Authentication is a bit tricky with HTTP as it is a stateless protocol. This means that the client plays a role in identifying the user, working with the server.

Typically in a Rails web application a session cookie is set in the response after the user authenticates. Now the user can be identified via a session ID the server has created, and the browser takes care of persisting the information in the browser’s cookie store, and passing it in future requests.

How do we identify a user then when there is no browser or cookie store?
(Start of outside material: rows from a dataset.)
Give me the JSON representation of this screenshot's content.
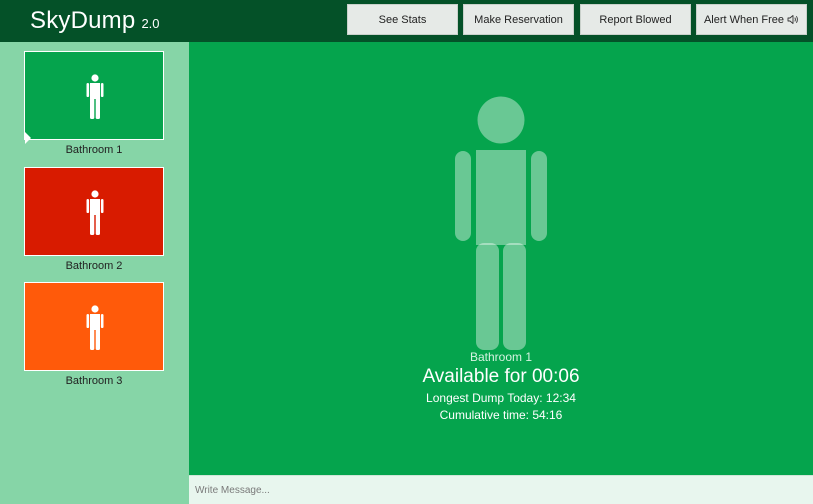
{
  "app": {
    "name": "SkyDump",
    "version": "2.0"
  },
  "toolbar": {
    "buttons": [
      {
        "label": "See Stats"
      },
      {
        "label": "Make Reservation"
      },
      {
        "label": "Report Blowed"
      },
      {
        "label": "Alert When Free",
        "icon": "speaker-icon"
      }
    ]
  },
  "sidebar": {
    "bathrooms": [
      {
        "label": "Bathroom 1",
        "status": "available",
        "color": "#05a44d",
        "selected": true,
        "icon": "person-icon"
      },
      {
        "label": "Bathroom 2",
        "status": "occupied",
        "color": "#d81b00",
        "selected": false,
        "icon": "person-icon"
      },
      {
        "label": "Bathroom 3",
        "status": "warning",
        "color": "#ff5a0a",
        "selected": false,
        "icon": "person-icon"
      }
    ]
  },
  "main": {
    "bathroom_name": "Bathroom 1",
    "status": "Available for 00:06",
    "longest_dump": "Longest Dump Today: 12:34",
    "cumulative": "Cumulative time: 54:16",
    "icon": "person-icon"
  },
  "message": {
    "placeholder": "Write Message...",
    "value": ""
  },
  "colors": {
    "header": "#045128",
    "main": "#05a44d",
    "sidebar": "#86d5a7",
    "available": "#05a44d",
    "occupied": "#d81b00",
    "warning": "#ff5a0a"
  }
}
One solution is to use a token the server has generated that identifies the user, and pass with each request as a header.

This article is going to look at implementing this approach using the JSON Web Tokens (JWT) standard.

JSON Web Tokens

JSON Web Tokens are a standards based approach, to encode information that the client can use securely. JWTs can be signed. A signed token means that the token can be verified again on the server once the client passes it back. This might be done by hashing information that includes a unique secret the server has.

bcrypt gem

Since the scope of JWT does not include username and password authentication, we’re going to bring in the bcrypt gem and use Rails’ has_secure_password functionality, to store a hashed password for our users. In the example rideshare application, we set up an authentication endpoint where a username and password can be submitted.

Once the user supplies their username and password, they receive a JWT formatted JSON response to use in future requests.

jwt gem

The jwt gem is an implementation of the RFC 7519 OAuth JSON Web Token (JWT) standard. In the example application we’re using it for the Ruby methods to encode and decode the tokens.

In this application, the JSON response might look like this:

{
  "token": "eyJhbGciOiJIUzI1NiJ9.eyJ1c2VyX2lkIjoxMTYsImV4cCI6MTU5MTI4NTUyM30.Qo-1bBnZYN4sayW6zQ7MfcigU_8JN_X2_iMthqHIm6Q",
  "exp": "06-04-2020 10:45",
  "username": "Test U."
}

We have the token itself, an expiration, and the username of the user.

Once the client has the token, subsequent requests can use the token attribute as the value for the Authorization header.

Sending this via curl would look like this:

curl --location --request GET 'http://localhost:3000/api/trips/my?rider_id=110' \
--header 'Authorization: eyJhbGciOiJIUzI1NiJ9.eyJ1c2VyX2lkIjoxMTYsImV4cCI6MTU5MTM4NjE5NH0.cpkdkJY_KaNqEe0FEI8aN9jefAbrLONVSw0uckJg3Iw'

Sending no Authentication header or sending an a token that has expired will raise an error and return a 401 Unauthorized.